The 18 genomes used in this study were compared to the same reference genome MT903345 to identify single nucleotide polymorphisms (SNP) that could indicate increased human-to-human transmissibility. Furthermore, the concatenated amino acid sequences from the genome were examined independently for a more detailed analysis of the viral evolution.

Results

The results indicated that the phylogenetic origin of the 18 sequences was in Clade IIb, and they were found to cluster within lineage A. A total of 149 SNPs were identified in these sequences, and 17 genomes were found to share 35 of these 149 SNPs. These SNPs are spread across the genome in characterized and uncharacterized genes, with some of these mutations causing alterations in amino acid sequences of proteins such as membrane protein and deoxyribonucleic acid (DNA) polymerase.

The frequency of mutations in the APOBEC3-like motifs among the 18 genome sequences was lower than that in the B.1 lineage from the 2022 outbreak sequences. The OP612686 and OP612687 genomes, which are phylogenetically closest to the 2022 outbreak lineage B.1 also share more of the APOBEC3 motif mutations with the B.1 lineage genomes. This indicated an association between non-zoonotic transmissibility and APOBEC3 motif mutations. It also suggested that MPXV circulating among the Nigerian population could contain divergent subpopulations, with demographic factors and differences in modes of transmission driving the divergence. In comparison, the higher frequency of APOBEC3 motif mutations in the B.1 lineage indicates a high rate of mutation accumulation, possibly due to the rapid transmission through primary rashes.

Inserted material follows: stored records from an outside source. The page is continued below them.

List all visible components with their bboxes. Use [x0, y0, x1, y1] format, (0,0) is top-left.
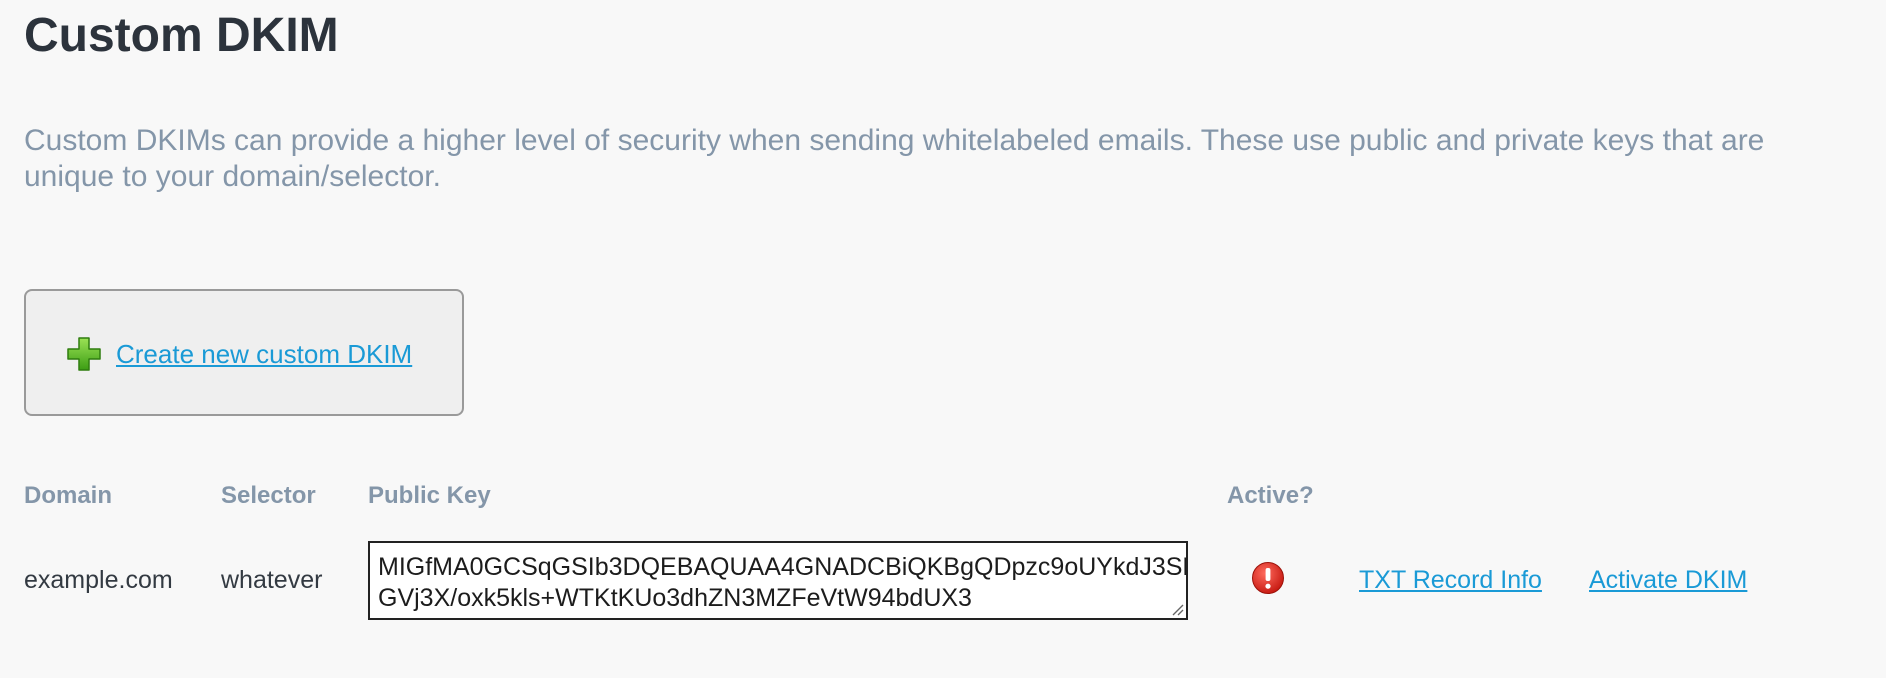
txt-record-info-link[interactable]: TXT Record Info	[1359, 564, 1542, 596]
page-title: Custom DKIM	[24, 9, 339, 62]
create-dkim-panel: Create new custom DKIM	[24, 289, 464, 416]
alert-icon	[1252, 562, 1284, 594]
column-header-active: Active?	[1227, 482, 1314, 509]
activate-dkim-link[interactable]: Activate DKIM	[1589, 564, 1747, 596]
domain-cell: example.com	[24, 566, 173, 594]
resize-handle-icon[interactable]	[1170, 602, 1184, 616]
plus-icon[interactable]	[66, 336, 102, 372]
public-key-textarea[interactable]: MIGfMA0GCSqGSIb3DQEBAQUAA4GNADCBiQKBgQDp…	[368, 541, 1188, 620]
column-header-selector: Selector	[221, 482, 316, 509]
public-key-text: MIGfMA0GCSqGSIb3DQEBAQUAA4GNADCBiQKBgQDp…	[378, 553, 1188, 612]
column-header-domain: Domain	[24, 482, 113, 509]
page-description: Custom DKIMs can provide a higher level …	[24, 124, 1765, 193]
create-dkim-link[interactable]: Create new custom DKIM	[116, 338, 412, 370]
column-header-public-key: Public Key	[368, 482, 491, 509]
selector-cell: whatever	[221, 566, 323, 594]
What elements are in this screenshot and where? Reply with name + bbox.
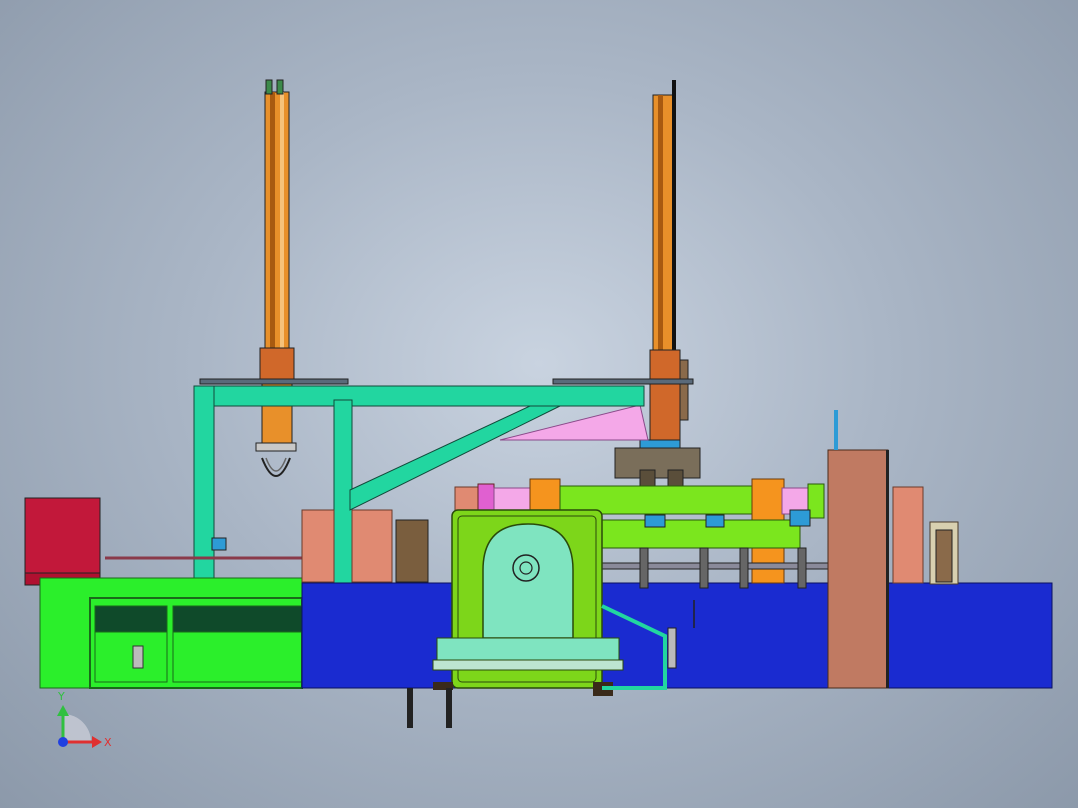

The authors discussed the findings from another study which showed that three cases in the United States (U.S.), concurrent with the global 2022 outbreak, but involving individuals that traveled from Africa were classified as Lineage A.2 and formed a separate cluster in the phylogenetic tree. This suggested that this lineage was present in Nigeria before the global outbreak of the B.1 lineage. To further support that inference, three of the sequences from the present study were found to be closely related to the A.2 lineage, and given the fact that these sequences were from samples obtained between 2019 and 2020, the A.2 lineage seems to have originated in West Africa.

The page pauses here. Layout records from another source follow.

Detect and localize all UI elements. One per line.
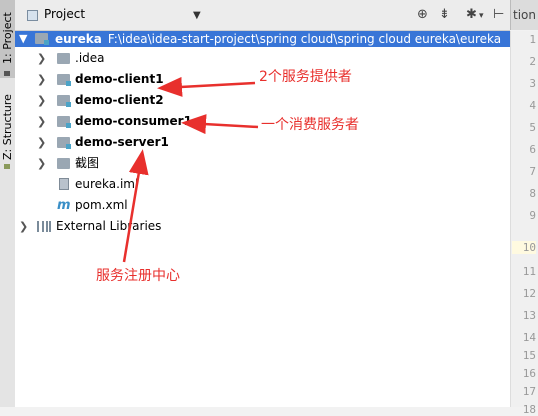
annotation-providers: 2个服务提供者 — [259, 69, 352, 85]
annotation-registry: 服务注册中心 — [96, 268, 180, 284]
arrow-to-client1 — [157, 76, 256, 97]
arrow-to-consumer1 — [181, 114, 259, 135]
annotation-consumer: 一个消费服务者 — [261, 117, 359, 133]
arrow-to-server1 — [122, 149, 149, 263]
annotation-arrows — [122, 76, 259, 263]
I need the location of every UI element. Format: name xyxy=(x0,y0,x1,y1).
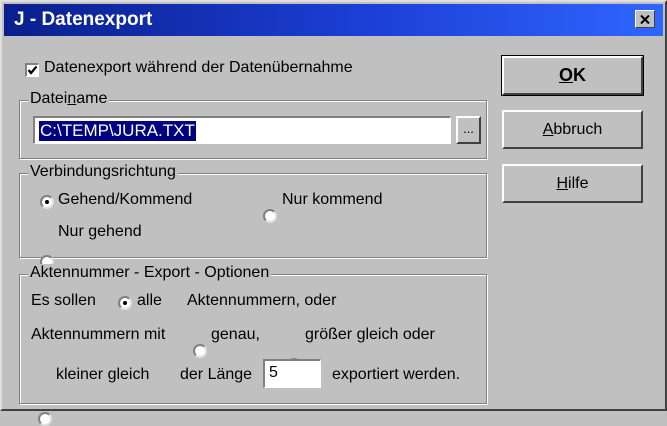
length-value: 5 xyxy=(269,364,278,381)
radio-nur-kommend-label[interactable]: Nur kommend xyxy=(282,191,382,209)
filename-legend: Dateiname xyxy=(28,90,110,108)
length-suffix: exportiert werden. xyxy=(332,366,461,383)
radio-nur-kommend[interactable] xyxy=(263,209,277,223)
close-button[interactable] xyxy=(635,10,655,28)
export-dialog: J - Datenexport Datenexport während der … xyxy=(0,0,667,426)
checkmark-icon xyxy=(27,65,38,75)
row1-prefix: Es sollen xyxy=(31,292,96,309)
radio-genau[interactable] xyxy=(193,344,207,358)
row1-suffix: Aktennummern, oder xyxy=(187,292,337,309)
radio-alle[interactable] xyxy=(118,296,132,310)
window-title: J - Datenexport xyxy=(14,9,153,30)
radio-groesser-gleich-label[interactable]: größer gleich oder xyxy=(305,326,435,344)
radio-nur-gehend-label[interactable]: Nur gehend xyxy=(58,223,142,241)
ok-button[interactable]: OK xyxy=(501,55,644,96)
radio-gehend-kommend-label[interactable]: Gehend/Kommend xyxy=(58,191,192,209)
filename-value: C:\TEMP\JURA.TXT xyxy=(39,121,196,141)
radio-kleiner-gleich-label[interactable]: kleiner gleich xyxy=(56,366,149,384)
direction-group: Verbindungsrichtung Gehend/Kommend Nur k… xyxy=(19,163,487,269)
length-prefix: der Länge xyxy=(180,366,253,383)
direction-legend: Verbindungsrichtung xyxy=(28,163,178,181)
radio-genau-label[interactable]: genau, xyxy=(211,326,260,344)
browse-button[interactable]: ... xyxy=(456,116,481,144)
row2-prefix: Aktennummern mit xyxy=(31,326,166,343)
filename-input[interactable]: C:\TEMP\JURA.TXT xyxy=(33,116,451,144)
radio-kleiner-gleich[interactable] xyxy=(38,412,52,426)
title-bar[interactable]: J - Datenexport xyxy=(4,4,663,36)
export-checkbox-label[interactable]: Datenexport während der Datenübernahme xyxy=(44,59,353,77)
options-group: Aktennummer - Export - Optionen Es solle… xyxy=(19,264,487,426)
length-input[interactable]: 5 xyxy=(263,359,321,388)
radio-gehend-kommend[interactable] xyxy=(40,195,54,209)
close-icon xyxy=(640,14,650,24)
cancel-button[interactable]: Abbruch xyxy=(502,110,643,149)
help-button[interactable]: Hilfe xyxy=(502,164,643,203)
export-checkbox[interactable] xyxy=(25,63,39,77)
options-legend: Aktennummer - Export - Optionen xyxy=(28,264,272,282)
filename-group: Dateiname C:\TEMP\JURA.TXT ... xyxy=(19,90,487,159)
radio-alle-label[interactable]: alle xyxy=(137,292,162,310)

Furthermore, analysis of the SNPs in the six A.2 lineages (three from the present study and three sequences from patients in the U.S.) revealed that two of the Nigerian A.2 lineages were not direct ancestors of the U.S. A.2 sequences and that the A.2 lineage was undergoing diversification. The A.2 lineage sequences also formed a long branch in the amino acid-based phylogeny, which distinctly separated them from the other lineage A viruses in Clade IIb.

The amino-acid-based phylogenetic analysis also revealed two other diverging clusters among the sequences from the present study and isolates from 2018 from the U.K., Nigeria, and Israel, which cumulatively indicated the presence of multiple MPXV lineages with non-zoonotic transmissibility, in contrast to the earlier hypothesis of a single zoonotic transmission event and subsequent divergence.

Conclusions

To summarize, the results suggested that the MPXV lineage A.2, which was detected in the U.S. concurrent with the 2022 outbreak of the B.1 lineage, originated in West Africa and was present in the Nigerian population before it spread to North America. Furthermore, contrary to the earlier hypotheses that the non-endemic lineages are a result of a single zoonotic event and subsequent divergence and human-to-human transmission, the results suggest that multiple lineages with non-zoonotic transmissibility were already in circulation in Nigeria.

*Important notice: bioRxiv publishes preliminary scientific reports that are not peer-reviewed and, therefore, should not be regarded as conclusive, guide clinical practice/health-related behavior, or treated as established information.